Q.6 Students taking an exam are divided into two groups, P and Q such that each group has the same
number of students. The performance of each of the students in a test was evaluated out of 200
marks. It was observed that the mean of group P was 105, while that of group Q was 85. The
standard deviation of group P was 25, while that of group Q was 5. Assuming that the marks were
distributed on a normal distribution, which of the following statements will have the highest
probability of being TRUE?
(A) No student in group Q scored less marks than any student in group P.
(B) No student in group P scored less marks than any student in group Q.
(C) Most students of group Q scored marks in a narrower range than students in group P.
(D) The median of the marks of group P is 100.
Two student groups, P and Q, share equal sizes with normally distributed marks out of 200: P has mean 105 and SD 25, Q has mean 85 and SD 5. Lower SD means tighter clustering around the mean, making option C most probable.
Option A Analysis
Option A claims no Q student scored below any P student, implying all Q marks exceed P’s lowest.

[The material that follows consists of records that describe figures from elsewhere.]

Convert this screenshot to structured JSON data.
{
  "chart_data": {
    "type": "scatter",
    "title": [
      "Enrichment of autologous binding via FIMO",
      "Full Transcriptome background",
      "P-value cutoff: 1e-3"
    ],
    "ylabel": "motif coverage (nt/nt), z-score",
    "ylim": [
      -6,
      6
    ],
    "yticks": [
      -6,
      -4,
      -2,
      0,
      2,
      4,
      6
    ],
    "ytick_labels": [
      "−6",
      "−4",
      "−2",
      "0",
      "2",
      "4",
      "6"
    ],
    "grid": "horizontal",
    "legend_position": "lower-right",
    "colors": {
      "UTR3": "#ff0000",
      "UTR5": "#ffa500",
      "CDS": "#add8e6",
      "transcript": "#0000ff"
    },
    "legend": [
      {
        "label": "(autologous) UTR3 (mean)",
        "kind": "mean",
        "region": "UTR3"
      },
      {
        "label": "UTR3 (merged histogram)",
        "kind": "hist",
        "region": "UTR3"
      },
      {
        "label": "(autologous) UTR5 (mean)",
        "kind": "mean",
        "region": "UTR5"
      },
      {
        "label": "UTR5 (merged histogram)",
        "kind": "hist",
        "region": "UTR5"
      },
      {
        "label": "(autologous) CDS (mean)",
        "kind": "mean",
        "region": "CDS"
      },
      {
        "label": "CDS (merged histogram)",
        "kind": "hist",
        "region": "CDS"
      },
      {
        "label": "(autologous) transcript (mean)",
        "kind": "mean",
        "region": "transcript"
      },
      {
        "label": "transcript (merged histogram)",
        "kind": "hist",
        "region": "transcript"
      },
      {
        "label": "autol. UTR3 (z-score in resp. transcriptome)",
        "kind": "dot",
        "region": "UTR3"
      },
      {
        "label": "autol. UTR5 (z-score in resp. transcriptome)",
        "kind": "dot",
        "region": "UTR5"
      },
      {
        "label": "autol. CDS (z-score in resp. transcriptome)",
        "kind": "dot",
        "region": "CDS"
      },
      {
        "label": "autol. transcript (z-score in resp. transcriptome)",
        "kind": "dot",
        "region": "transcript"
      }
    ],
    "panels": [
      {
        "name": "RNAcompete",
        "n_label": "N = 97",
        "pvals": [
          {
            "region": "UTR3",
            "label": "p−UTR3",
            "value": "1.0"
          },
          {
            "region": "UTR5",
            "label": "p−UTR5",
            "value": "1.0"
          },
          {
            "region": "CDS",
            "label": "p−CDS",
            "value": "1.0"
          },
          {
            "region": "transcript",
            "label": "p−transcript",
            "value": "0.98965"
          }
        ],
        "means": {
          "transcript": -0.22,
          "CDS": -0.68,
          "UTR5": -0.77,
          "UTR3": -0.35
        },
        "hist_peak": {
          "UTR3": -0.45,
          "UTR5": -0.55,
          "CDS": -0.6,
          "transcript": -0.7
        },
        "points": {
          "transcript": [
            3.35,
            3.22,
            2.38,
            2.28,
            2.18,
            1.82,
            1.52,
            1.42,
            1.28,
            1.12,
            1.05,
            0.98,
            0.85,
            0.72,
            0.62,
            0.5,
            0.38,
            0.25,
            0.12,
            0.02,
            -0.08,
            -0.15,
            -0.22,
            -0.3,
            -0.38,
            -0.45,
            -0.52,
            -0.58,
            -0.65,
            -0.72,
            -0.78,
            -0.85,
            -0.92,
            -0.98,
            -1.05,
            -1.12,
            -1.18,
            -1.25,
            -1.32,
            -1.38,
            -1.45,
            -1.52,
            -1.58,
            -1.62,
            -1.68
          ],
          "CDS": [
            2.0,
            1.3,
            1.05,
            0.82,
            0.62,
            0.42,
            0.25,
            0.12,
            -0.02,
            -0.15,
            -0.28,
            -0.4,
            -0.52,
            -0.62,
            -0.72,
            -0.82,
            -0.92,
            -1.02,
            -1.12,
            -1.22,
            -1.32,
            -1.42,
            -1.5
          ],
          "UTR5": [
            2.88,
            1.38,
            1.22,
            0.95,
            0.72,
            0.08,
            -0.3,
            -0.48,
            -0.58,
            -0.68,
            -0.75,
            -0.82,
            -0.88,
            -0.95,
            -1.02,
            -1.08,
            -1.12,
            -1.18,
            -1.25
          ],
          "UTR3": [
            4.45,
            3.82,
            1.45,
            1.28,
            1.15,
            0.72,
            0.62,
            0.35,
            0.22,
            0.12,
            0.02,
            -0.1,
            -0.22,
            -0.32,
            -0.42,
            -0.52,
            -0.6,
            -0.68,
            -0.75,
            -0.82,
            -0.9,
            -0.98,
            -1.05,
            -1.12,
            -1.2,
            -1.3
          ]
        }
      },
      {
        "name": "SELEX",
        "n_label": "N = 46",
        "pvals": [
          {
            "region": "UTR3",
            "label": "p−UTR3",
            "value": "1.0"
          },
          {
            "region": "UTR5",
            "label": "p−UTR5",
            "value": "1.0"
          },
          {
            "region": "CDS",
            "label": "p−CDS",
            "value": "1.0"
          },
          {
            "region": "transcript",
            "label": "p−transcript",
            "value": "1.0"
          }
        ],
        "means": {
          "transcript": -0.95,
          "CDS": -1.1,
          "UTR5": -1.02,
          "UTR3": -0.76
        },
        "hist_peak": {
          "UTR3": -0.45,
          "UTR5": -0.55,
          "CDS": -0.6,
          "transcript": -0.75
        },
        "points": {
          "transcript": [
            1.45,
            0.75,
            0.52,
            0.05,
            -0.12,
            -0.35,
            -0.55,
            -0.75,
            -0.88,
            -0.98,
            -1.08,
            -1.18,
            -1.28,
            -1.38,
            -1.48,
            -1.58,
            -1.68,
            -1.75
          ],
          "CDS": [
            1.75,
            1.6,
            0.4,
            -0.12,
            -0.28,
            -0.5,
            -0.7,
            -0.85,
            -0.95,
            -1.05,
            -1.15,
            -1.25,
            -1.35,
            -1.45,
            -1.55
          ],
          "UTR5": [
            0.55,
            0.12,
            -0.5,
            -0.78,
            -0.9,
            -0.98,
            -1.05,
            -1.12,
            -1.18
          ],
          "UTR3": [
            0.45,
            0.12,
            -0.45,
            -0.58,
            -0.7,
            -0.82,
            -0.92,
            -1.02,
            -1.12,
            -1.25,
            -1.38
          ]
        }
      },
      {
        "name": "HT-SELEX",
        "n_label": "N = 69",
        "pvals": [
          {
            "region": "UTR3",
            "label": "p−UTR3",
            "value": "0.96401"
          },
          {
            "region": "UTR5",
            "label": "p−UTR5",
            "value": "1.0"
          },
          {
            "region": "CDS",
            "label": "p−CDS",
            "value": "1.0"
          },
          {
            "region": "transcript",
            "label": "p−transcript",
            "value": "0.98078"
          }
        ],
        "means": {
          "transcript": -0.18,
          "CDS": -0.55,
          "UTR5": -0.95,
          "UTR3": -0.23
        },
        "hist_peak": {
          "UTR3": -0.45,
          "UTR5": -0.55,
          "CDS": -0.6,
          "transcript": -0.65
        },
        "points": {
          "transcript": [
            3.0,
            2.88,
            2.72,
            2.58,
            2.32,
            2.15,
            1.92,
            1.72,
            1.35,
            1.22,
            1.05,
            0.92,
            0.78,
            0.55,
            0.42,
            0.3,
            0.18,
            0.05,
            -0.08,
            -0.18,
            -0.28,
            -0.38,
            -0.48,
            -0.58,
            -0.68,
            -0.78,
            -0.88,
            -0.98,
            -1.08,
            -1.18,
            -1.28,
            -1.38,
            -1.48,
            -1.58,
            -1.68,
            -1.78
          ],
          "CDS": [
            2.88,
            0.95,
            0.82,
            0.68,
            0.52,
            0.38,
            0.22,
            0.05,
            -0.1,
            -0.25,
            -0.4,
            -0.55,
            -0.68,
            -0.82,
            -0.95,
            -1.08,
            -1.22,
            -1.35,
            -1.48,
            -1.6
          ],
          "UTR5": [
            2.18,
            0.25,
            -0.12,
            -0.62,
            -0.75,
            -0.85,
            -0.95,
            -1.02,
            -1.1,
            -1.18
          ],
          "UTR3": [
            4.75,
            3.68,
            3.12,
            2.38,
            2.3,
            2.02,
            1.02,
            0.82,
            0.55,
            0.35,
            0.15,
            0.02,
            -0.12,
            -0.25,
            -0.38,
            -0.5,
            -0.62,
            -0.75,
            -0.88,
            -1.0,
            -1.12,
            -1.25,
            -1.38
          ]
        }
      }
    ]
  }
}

P’s range spans roughly 105 – 3×25 = 30 to 105 + 3×25 = 180 (covering 99.7% of students), so lowest P scores near 30. Q’s tight range is 85 ± 15 (70-100), overlapping P’s low end heavily. Overlap probability exceeds 50%, so A is unlikely.
Option B Analysis
Option B states no P student scored below any Q student, or all P exceed Q’s highest. Q’s range reaches ~100, while P drops to ~30, creating massive overlap. With P’s wide spread, many P students score below Q’s mean of 85. This has near-zero probability.
Option C Analysis
Option C says most Q students scored in a narrower range than P. SD directly measures spread: Q’s SD 5 vs P’s 25 means ~68% of Q within 80-90, ~68% of P within 80-130. For normal distributions, lower SD guarantees most data clusters tighter around its mean, holding regardless of means. This is virtually certain (~100% probability).
Option D Analysis
Option D claims P’s median is 100. Normal distributions set median = mean = 105 exactly. No variation occurs, making D false always.
Correct Answer
C has the highest probability of being true, as standard deviation defines data dispersion in normal distributions.